I bought some "Scotch Super 88" at Jamie's recommendation - it makes a huge difference. It doesn't break down on the hone a provides a certain amount of cushion, makes the lap feel different)
 
Tall_Paul said:
Hi Erik

Sounds like you're experiencing the same problems as I have (which is encouraging).

I have a small bevel across the width of the blade and (on both the razors I've honed) it's practically non-existent by the heel.

I did wonder if it's because the razors I'm using weren't very good (they say made and ground in Sheffield on the tang and 'Full Hollow Ground' on the blade but there is no makers mark) so was going to try with a Joseph Allen.

But, as the problem is on both razors, I suspect it's down to my poor technique (possibly not enough pressure, I don't know how much you need to push).

I watched one of the Gsixguns videos on Youtube and I noticed that if he noticed an uneven bevel he returned to the stone and put more pressure on that bit to even the bevel up.

If anyone lives in Devon and would like to offer a honing masterclass (I'd pay!) then count me in!

If the heel is rounded then it wont make contact with the stone when the razor is laying flat. Start your stroke with the toe raised ever so slightly. It's often referred to as a rolling stroke.
 
Mr_Smartepants said:
Thanks Paul.
Yes, I'm convinced that the width of the bevel is determined by the even-ness of the spine and the distance of the edge to the spine. This sets the geometry for the bevel and the bevel 'width' is irrelevant as long as it is consistent from toe to heel. Adding more pressure "to one bit" that doesn't make contact normally (to me) is not really helping (since the geometry is off).

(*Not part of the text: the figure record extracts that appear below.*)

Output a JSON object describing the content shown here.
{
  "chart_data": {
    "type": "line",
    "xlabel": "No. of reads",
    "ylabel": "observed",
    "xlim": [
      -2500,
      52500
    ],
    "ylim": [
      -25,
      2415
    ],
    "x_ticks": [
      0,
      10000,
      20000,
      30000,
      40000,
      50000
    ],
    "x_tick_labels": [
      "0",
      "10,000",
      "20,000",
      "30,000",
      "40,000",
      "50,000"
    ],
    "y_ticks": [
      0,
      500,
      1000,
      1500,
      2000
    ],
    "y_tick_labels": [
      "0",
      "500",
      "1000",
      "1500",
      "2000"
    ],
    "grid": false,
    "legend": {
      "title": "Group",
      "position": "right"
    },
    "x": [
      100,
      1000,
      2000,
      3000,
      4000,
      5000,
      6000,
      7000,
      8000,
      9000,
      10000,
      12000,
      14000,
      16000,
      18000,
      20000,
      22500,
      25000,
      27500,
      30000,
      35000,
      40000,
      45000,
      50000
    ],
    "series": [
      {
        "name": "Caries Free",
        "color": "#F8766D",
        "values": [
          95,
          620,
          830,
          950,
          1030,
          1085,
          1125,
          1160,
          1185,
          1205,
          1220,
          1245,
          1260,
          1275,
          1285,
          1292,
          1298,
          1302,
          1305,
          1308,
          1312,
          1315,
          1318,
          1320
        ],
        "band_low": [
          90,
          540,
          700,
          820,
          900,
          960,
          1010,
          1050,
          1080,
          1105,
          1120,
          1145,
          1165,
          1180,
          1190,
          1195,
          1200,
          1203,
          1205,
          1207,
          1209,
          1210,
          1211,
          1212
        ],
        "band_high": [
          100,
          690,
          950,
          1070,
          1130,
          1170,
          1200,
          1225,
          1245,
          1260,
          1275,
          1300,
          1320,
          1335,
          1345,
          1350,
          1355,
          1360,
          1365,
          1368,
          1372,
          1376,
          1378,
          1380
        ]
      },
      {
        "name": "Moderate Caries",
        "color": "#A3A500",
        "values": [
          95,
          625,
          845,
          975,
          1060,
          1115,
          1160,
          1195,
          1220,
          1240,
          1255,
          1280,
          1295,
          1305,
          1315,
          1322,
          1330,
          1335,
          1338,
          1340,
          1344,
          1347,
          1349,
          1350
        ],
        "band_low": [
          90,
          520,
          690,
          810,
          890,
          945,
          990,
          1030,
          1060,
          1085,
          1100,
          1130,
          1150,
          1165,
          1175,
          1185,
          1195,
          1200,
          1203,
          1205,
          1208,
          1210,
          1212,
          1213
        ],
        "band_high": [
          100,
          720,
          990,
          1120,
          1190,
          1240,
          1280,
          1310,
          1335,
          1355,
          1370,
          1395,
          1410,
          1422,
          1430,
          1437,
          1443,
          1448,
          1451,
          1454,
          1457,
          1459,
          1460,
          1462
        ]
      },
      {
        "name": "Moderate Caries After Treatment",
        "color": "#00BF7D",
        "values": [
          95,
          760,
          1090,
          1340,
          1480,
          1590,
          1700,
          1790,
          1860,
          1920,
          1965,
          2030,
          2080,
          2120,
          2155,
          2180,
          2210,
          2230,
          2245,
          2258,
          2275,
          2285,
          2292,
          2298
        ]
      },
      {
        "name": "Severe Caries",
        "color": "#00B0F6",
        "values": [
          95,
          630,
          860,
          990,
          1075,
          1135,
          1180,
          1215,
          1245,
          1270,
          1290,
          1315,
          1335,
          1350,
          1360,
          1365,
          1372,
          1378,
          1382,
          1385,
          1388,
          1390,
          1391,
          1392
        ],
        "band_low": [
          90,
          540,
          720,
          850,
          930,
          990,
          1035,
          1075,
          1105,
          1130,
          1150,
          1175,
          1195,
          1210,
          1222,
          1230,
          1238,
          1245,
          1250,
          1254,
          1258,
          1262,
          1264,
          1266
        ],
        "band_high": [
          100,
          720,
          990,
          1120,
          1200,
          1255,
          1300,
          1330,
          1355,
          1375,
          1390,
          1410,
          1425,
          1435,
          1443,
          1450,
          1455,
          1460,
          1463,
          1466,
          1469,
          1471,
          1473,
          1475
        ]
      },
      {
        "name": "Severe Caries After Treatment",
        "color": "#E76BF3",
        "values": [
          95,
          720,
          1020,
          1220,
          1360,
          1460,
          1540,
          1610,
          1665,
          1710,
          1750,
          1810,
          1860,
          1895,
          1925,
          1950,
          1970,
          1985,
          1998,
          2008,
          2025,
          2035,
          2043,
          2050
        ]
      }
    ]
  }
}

You don't need to be too bothered if the bevel width varies along it's length. There are lots of things that can interplay including a dodgy spine, undue spine wear, an edge that has been re-shaped, type of grind and grind accuracy.

The two main things that affect bevel width are ratio of spine width to blade width (geometry - this dictates the bevel angle) and type of grind - a full hollow will result in a narrower bevel than a near wedge. What then makes for a consistent bevel in a razor, is accuracy of the spine width and straightness plus a consistent grind.

As you can see a lot of things have to be right to end up with an aesthetically pleasing bevel - let alone one that shaves.